First, all children experience trauma, even those raised in the best Christian homes. Second, all children experience trauma because it is relative. It doesn’t take an earthquake to traumatize a child; raising your voice in anger will do it for some children. Third, all children need someone to talk to.
Therefore, if I want to really help my children grow from their traumatic experiences, I need to be available to them and become a good listener. After taking an online assessment I found out that I was just an average listener; and it turns out that most people are average listeners. Like anything else, it takes training and practice to become an effective listener. Every Christian should aspire to this.
God tells us in the book of James that we should be “quick to listen, slow to speak, slow to become angry.” God emphasized that by giving us two ears and one mouth showing that we should listen twice as much as we talk. God has provided more key instruction in the book of James, who says, “Confess your faults one to another and pray for one another that you might be healed.” Confessing is telling and praying is empathizing. Wow, God had it there all along! Pastor Jonathan said to me, “This is what pastors have always been doing.” The Bible calls it, “one anothering.” We can all do this for one another.

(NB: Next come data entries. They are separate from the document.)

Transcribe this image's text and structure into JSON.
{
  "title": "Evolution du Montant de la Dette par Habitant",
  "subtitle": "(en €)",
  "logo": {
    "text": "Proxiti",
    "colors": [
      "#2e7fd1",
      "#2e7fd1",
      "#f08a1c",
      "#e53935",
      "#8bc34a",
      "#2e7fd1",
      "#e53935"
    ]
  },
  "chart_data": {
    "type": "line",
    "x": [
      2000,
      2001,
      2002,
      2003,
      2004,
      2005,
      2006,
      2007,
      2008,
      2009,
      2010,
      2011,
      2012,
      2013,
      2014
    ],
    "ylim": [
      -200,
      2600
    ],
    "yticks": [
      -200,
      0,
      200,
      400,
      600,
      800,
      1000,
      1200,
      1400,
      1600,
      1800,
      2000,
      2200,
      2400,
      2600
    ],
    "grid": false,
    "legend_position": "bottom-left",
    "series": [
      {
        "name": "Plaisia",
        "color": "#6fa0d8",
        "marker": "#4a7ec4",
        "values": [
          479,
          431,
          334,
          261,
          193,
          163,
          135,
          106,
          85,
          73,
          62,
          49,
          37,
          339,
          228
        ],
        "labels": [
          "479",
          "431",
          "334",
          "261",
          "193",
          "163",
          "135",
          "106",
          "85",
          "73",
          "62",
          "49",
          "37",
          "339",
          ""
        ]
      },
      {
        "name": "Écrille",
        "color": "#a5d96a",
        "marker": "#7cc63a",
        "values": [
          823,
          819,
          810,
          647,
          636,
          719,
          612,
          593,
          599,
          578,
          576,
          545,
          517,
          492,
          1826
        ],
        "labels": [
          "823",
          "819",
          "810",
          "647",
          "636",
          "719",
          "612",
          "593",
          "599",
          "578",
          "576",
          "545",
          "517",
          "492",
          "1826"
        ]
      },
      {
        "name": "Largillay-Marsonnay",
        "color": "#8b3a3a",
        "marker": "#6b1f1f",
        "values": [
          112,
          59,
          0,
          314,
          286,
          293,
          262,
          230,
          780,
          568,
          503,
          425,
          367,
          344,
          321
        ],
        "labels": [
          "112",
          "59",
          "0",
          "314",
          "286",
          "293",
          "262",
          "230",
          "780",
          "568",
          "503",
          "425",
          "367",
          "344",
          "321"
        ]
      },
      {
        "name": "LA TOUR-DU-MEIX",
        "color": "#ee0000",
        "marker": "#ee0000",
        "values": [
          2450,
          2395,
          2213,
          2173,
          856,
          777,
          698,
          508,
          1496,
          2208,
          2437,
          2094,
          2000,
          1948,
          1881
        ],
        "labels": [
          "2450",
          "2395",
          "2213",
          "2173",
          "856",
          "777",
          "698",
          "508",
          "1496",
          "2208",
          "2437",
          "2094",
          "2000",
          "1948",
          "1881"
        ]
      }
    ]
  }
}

I realized from all of this that I too experienced trauma as a child, but never had anyone to tell about it to. “Why didn’t you tell your parents?,” you may say. I didn’t feel safe with them because I feared their anger. Instead of growing from the trauma, I began to explore ways to comfort myself and became addicted to sinful habits that threatened to destroy my life, and were completely unknown to my parents. Why is it that many children have break-through experiences at regular summer camps? Maybe because gathering around a campfire or talking with a camp counselor is the first time they felt safe enough to tell someone about their traumatic experiences. Why is it that many children do not feel safe enough with their own parents for them to be the ones they confide in?
Should it not be our goal as Christian parents to be the one our children will turn to in time of need to pour out their souls to? Every parent should strive for that honor. I would suspect that there are numbers of secular parents who have succeeded in this far beyond their Christian peers. Parents should be open to others being listeners for their children if they are not able to be.
It is time that we as believers and leaders of homes, marriages, families, and churches finally develop the appropriate listening skills and emotional capacity to be listeners for one another. I have wondered for many years how to really help people. I suspect this is one of the best ways God has for us.
But there’s more. Perhaps there’s Someone else to listen to.
Listening to Jesus
The most incredible thought is that Jesus Himself might need someone to talk to about His trauma. After all He’s a human person, and He did experience trauma at the hands of His own Father who poured His wrath out on Him for our sins. But it also says He was a man of sorrows and acquainted with grief. He had to walk around looking at all our sins and ugly treatment of each other for thirty years! How traumatic was that? What if that’s one of the things He did with Mary and some of the other women that made Him feel so close to them? Were they His empathetic listeners? What heights of privilege would it be to be the person who served Him in that way? He ascended before He had time to do much of that with any of the disciples. Maybe that is what it means when Paul talks about the “fellowship of His sufferings”? (Philp 3:10) Maybe that’s what it means when it talked about Anna the Prophetess and the Apostles, “ministering to the Lord”? (Acts 13:2, Luke 2:27) Anyone of us could serve Him in this way. Wow!
Lord, let us become skilled listeners for You and others.
Lord, let it be so.
Timothy Shell is a graduate of WCFS. He and his family have been serving as a missionaries in China and Mongolia since 2003. They are now serving as transplanted missionaries back in the United States as they wait out their “extended COVID leave.”